それは何も感じていない故の無表情じゃない。溢れだしそうな感情を抑えているからこその無表情。
奥底に押し込められた感情の名前は怒りと憎悪と悲哀。水色の瞳に浮かぶのは、やるせなさと諦観。
「どうやらオレは、車や家より『いらないもの』だったらしい」
ぽつりとこぼれた小さな呟きが悲しかった。
「いらなくなんかない」
優花は正面からクロウの頭を抱きしめる。クロウは不安そうにビクリと震えた。
「嘘だ」
「嘘じゃない」
噛み締めるように、言い聞かせるように、殊更ゆっくり繰り返す。
「あんたは、いらない子じゃない。少なくとも私は、あんたがいらないなんて思わない。あんたがいなくなったら、きっと寂しい」
「……っ!」
泣きそうな弟達にしてきたみたいに抱きしめたまま、髪をそっと撫でる。
クロウは抵抗しなかった。
「子は親を選べないけど、それ以外は何だって選べるのよ。友達も仲間もパートナーも、何だって選べる。例え、父親があんたを必要としてなくても、あんたを必要としている人は絶対いる。
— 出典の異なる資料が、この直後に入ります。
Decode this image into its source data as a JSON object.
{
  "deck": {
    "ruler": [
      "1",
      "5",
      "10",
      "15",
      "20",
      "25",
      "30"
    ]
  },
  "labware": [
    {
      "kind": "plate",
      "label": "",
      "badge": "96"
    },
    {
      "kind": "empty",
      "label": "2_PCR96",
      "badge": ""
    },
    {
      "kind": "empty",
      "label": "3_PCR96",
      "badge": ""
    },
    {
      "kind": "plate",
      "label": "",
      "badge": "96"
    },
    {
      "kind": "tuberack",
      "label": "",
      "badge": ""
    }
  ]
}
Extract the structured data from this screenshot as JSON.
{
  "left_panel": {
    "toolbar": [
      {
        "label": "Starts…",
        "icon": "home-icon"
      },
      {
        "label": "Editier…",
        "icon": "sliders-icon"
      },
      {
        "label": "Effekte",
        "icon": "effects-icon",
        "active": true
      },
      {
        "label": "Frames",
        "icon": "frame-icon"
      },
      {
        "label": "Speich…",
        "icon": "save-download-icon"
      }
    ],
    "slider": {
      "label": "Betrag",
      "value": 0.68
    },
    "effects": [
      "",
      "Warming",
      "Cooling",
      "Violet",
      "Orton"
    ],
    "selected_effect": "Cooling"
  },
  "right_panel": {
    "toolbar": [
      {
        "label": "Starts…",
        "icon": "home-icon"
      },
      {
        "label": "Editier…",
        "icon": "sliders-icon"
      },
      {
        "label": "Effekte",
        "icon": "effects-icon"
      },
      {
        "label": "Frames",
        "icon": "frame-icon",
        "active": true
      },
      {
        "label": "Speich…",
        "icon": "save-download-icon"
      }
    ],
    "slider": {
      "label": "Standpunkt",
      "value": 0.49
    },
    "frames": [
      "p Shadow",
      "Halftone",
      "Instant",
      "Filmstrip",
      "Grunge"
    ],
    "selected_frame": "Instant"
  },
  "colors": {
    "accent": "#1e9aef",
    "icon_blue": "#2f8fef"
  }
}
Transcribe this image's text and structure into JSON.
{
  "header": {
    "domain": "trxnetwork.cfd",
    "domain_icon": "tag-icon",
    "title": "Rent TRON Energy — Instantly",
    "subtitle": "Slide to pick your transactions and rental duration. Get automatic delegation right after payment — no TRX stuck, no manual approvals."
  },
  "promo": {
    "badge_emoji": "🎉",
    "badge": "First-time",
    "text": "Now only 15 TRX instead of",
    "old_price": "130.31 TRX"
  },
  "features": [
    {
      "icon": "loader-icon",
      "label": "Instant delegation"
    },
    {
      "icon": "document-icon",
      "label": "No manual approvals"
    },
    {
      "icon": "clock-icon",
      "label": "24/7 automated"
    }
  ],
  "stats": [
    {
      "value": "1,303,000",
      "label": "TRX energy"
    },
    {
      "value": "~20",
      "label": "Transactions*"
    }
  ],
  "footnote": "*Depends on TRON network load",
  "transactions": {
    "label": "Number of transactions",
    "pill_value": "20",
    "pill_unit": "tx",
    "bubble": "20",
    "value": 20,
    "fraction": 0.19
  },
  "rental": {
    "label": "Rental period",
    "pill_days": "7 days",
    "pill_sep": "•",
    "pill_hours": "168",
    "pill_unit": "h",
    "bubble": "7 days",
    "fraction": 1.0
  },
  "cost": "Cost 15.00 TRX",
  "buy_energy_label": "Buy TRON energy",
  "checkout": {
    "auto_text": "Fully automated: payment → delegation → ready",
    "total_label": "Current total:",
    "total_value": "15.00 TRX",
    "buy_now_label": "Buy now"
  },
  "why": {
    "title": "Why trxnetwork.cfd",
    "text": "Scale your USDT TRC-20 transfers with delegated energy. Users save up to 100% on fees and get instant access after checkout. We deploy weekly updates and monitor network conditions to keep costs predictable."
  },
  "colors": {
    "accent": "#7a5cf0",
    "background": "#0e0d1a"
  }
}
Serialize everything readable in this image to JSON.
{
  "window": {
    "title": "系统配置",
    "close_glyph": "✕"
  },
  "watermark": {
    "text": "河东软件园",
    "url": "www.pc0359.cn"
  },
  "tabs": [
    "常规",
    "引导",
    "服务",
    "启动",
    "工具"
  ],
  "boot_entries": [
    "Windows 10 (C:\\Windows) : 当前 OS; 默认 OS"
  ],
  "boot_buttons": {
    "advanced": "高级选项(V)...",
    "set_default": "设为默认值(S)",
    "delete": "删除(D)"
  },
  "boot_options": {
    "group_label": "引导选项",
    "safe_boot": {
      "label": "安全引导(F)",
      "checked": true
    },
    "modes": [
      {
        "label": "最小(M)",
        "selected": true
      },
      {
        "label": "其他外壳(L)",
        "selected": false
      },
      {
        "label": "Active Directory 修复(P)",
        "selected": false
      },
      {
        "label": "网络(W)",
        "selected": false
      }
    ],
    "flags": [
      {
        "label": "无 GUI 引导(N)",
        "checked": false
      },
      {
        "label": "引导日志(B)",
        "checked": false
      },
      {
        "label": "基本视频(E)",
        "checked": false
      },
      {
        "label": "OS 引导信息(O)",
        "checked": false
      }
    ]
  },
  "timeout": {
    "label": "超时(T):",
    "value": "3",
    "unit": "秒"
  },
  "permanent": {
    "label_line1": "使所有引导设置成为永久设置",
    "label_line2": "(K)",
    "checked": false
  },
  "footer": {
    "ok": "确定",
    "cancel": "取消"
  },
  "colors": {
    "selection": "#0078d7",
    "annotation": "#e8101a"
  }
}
だから、あんたはあんたを必要としている人を選べばいい」
『優花姉、なんでうちはお父さんがいないの?』
『お父さんはぼく達を捨てたの? ぼく達は、いらない子なの?』
そう言って泣いていた弟達に言って聞かせた言葉は、本当は自分が誰かに言って欲しかった言葉だ。
強がっていたけど本当は不安で泣きそうだった自分の姿が、クロウに重なって見えた。
同情でも憐憫でもなく、共感。
ずっとクロウに感じていた感情の理由が、やっと分かった気がした。